The coalition statement said Genentech "wrongly asserts" that FDA approval is a prerequisite for claims to be considered "scientifically proven." It said "FDA approval is not needed for a LDT's performance to be demonstrated. There are many other methods of establishing a LDT's performance, such as the publication of reproducible research findings in peer–reviewed publications."

It added, "In seeking to require FDA approval of all LDTs used to make therapeutic decisions, Genentech relies on statements which it alleges are 'unsubstantiated' relating to LDTs affecting usage of its own products."

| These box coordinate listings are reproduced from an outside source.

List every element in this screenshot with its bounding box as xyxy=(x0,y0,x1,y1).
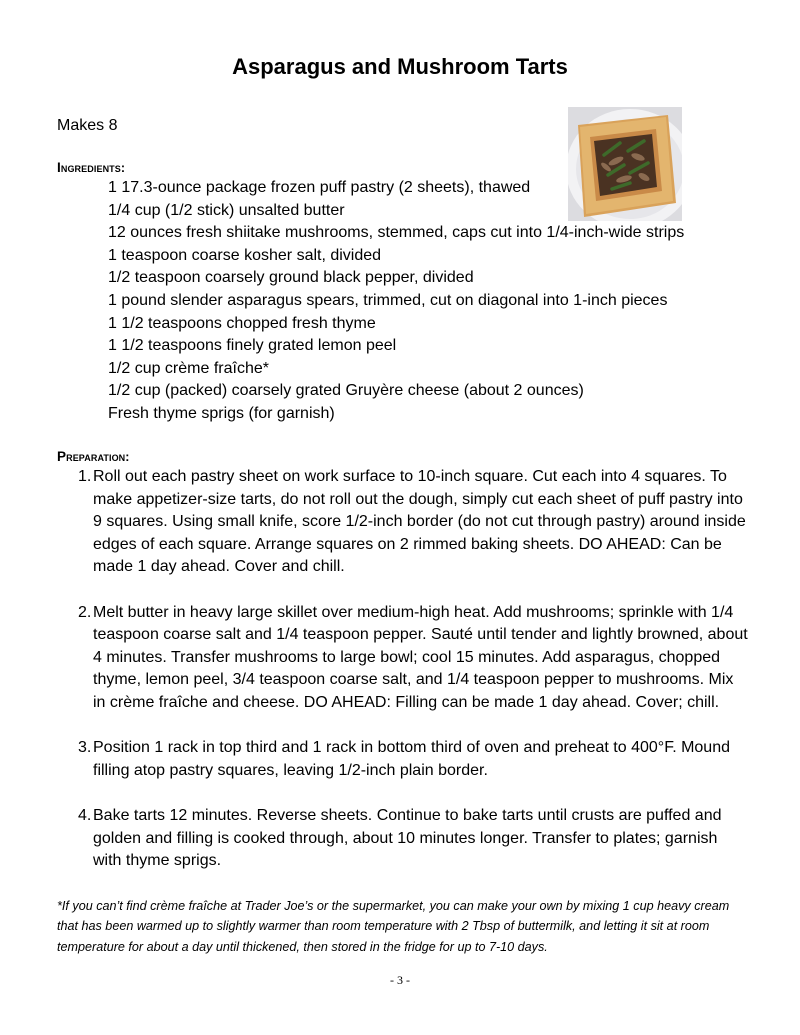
step-item xyxy=(78,466,748,579)
ingredient-item: 1/2 cup (packed) coarsely grated Gruyère cheese (about 2 ounces) xyxy=(108,382,584,400)
footnote: *If you can’t find crème fraîche at Trader Joe’s or the supermarket, you can make your own by mixing 1 cup heavy cream that has been warmed up to slightly warmer than room temperature with 2 Tbsp of buttermilk, and letting it sit at room temperature for about a day until thickened, then stored in the fridge for up to 7-10 days. xyxy=(57,899,730,954)
step-number: 4. xyxy=(78,806,92,824)
preparation-heading xyxy=(57,449,130,464)
ingredients-heading-rest: ngredients: xyxy=(60,161,126,175)
preparation-steps xyxy=(78,466,748,895)
recipe-yield: Makes 8 xyxy=(57,117,118,134)
step-text: Melt butter in heavy large skillet over medium-high heat. Add mushrooms; sprinkle with 1/4 teaspoon coarse salt and 1/4 teaspoon pepper. Sauté until tender and lightly browned, about 4 minutes. Transfer mushrooms to large bowl; cool 15 minutes. Add asparagus, chopped thyme, lemon peel, 3/4 teaspoon coarse salt, and 1/4 teaspoon pepper to mushrooms. Mix in crème fraîche and cheese. DO AHEAD: Filling can be made 1 day ahead. Cover; chill. xyxy=(93,603,748,711)
ingredient-item: 1 teaspoon coarse kosher salt, divided xyxy=(108,246,382,264)
step-number: 2. xyxy=(78,603,92,621)
page-number: - 3 - xyxy=(390,973,410,987)
ingredient-item: 1 17.3-ounce package frozen puff pastry (2 sheets), thawed xyxy=(108,179,531,196)
ingredient-item: 1/2 teaspoon coarsely ground black pepper, divided xyxy=(108,269,474,287)
step-item xyxy=(78,805,748,873)
ingredient-item: Fresh thyme sprigs (for garnish) xyxy=(108,404,335,422)
ingredient-item: 1/2 cup crème fraîche* xyxy=(108,359,269,377)
step-item xyxy=(78,602,748,715)
ingredients-list xyxy=(108,177,684,426)
step-text: Position 1 rack in top third and 1 rack in bottom third of oven and preheat to 400°F. Mound filling atop pastry squares, leaving 1/2-inch plain border. xyxy=(93,739,730,779)
ingredient-item: 1 1/2 teaspoons chopped fresh thyme xyxy=(108,314,376,332)
step-text: Bake tarts 12 minutes. Reverse sheets. Continue to bake tarts until crusts are puffed and golden and filling is cooked through, about 10 minutes longer. Transfer to plates; garnish with thyme sprigs. xyxy=(93,806,722,870)
preparation-heading-initial: P xyxy=(57,449,67,464)
ingredient-item: 1/4 cup (1/2 stick) unsalted butter xyxy=(108,201,345,219)
step-text: Roll out each pastry sheet on work surface to 10-inch square. Cut each into 4 squares. To make appetizer-size tarts, do not roll out the dough, simply cut each sheet of puff pastry into 9 squares. Using small knife, score 1/2-inch border (do not cut through pastry) around inside edges of each square. Arrange squares on 2 rimmed baking sheets. DO AHEAD: Can be made 1 day ahead. Cover and chill. xyxy=(93,468,746,576)
ingredients-heading xyxy=(57,160,125,175)
recipe-title: Asparagus and Mushroom Tarts xyxy=(232,54,568,79)
step-item xyxy=(78,737,748,782)
ingredient-item: 1 1/2 teaspoons finely grated lemon peel xyxy=(108,337,397,355)
ingredient-item: 1 pound slender asparagus spears, trimmed, cut on diagonal into 1-inch pieces xyxy=(108,291,668,309)
ingredients-heading-initial: I xyxy=(57,160,61,175)
step-number: 3. xyxy=(78,739,92,757)
step-number: 1. xyxy=(78,468,92,485)
ingredient-item: 12 ounces fresh shiitake mushrooms, stemmed, caps cut into 1/4-inch-wide strips xyxy=(108,224,685,242)
preparation-heading-rest: reparation: xyxy=(66,450,130,464)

The coalition said there is a "vast difference between not knowing how much data support a particular claim, and whether the claim is actually unsubstantiated. A lack of information about some LDTs does not justify a revolutionary change in the regulatory regime for laboratories."

Moreover, it said, imposing FDA regulation is not needed to redress false or misleading claims. "The Federal Trade Commission has jurisdiction over that type of misconduct, as do the existing state agencies that regulate laboratories. Concerns about allegedly inaccurate statements can be readily –– and efficiently –– addressed within the existing regulatory framework," the coalition said.

It added that the Genentech petition "entirely ignores that a rigorous, well–established regulatory system already exists for LDTs. Laboratories and their tests need to meet the demanding requirements under the Clinical Laboratory Improvement Amendments (CLIA). They are also regulated by various states, as well as professional societies. Superimposing FDA approval of LDTs on top of the existing regulatory requirements would result in redundant – and even conflicting – regulation."

The coalition said overturning the existing regulatory regime for LDTs "would impose huge costs on laboratories. Even when a company possesses the data necessary to obtain FDA approval, companies still incur huge regulatory costs – and delays – in navigating the FDA approval process."

Clinical Data (Newton, Massachusetts) had said earlier that it also intends to oppose a the Genentech petition. Clinical Data said that genetic biomarker–based tests, including its own PGxPredict tests to assist in predicting a patient's response to specific drugs, have been developed according to current regulatory requirements and are performed in strict compliance with the Clinical Laboratory Improvement Amendments (CLIA). It said that the development and use of these tests are based on sound scientific evidence, and provide demonstrable clinical value in aiding physicians and patients in making more informed treatment decisions.

Clinical Data says it also endorses a degree of regulation that is necessary and sufficient. In contrast, it says that the position advocated by Genentech ignores the fact that excessive or inappropriate regulation is a disincentive to the development of innovative healthcare products that improve outcomes while lowering healthcare costs.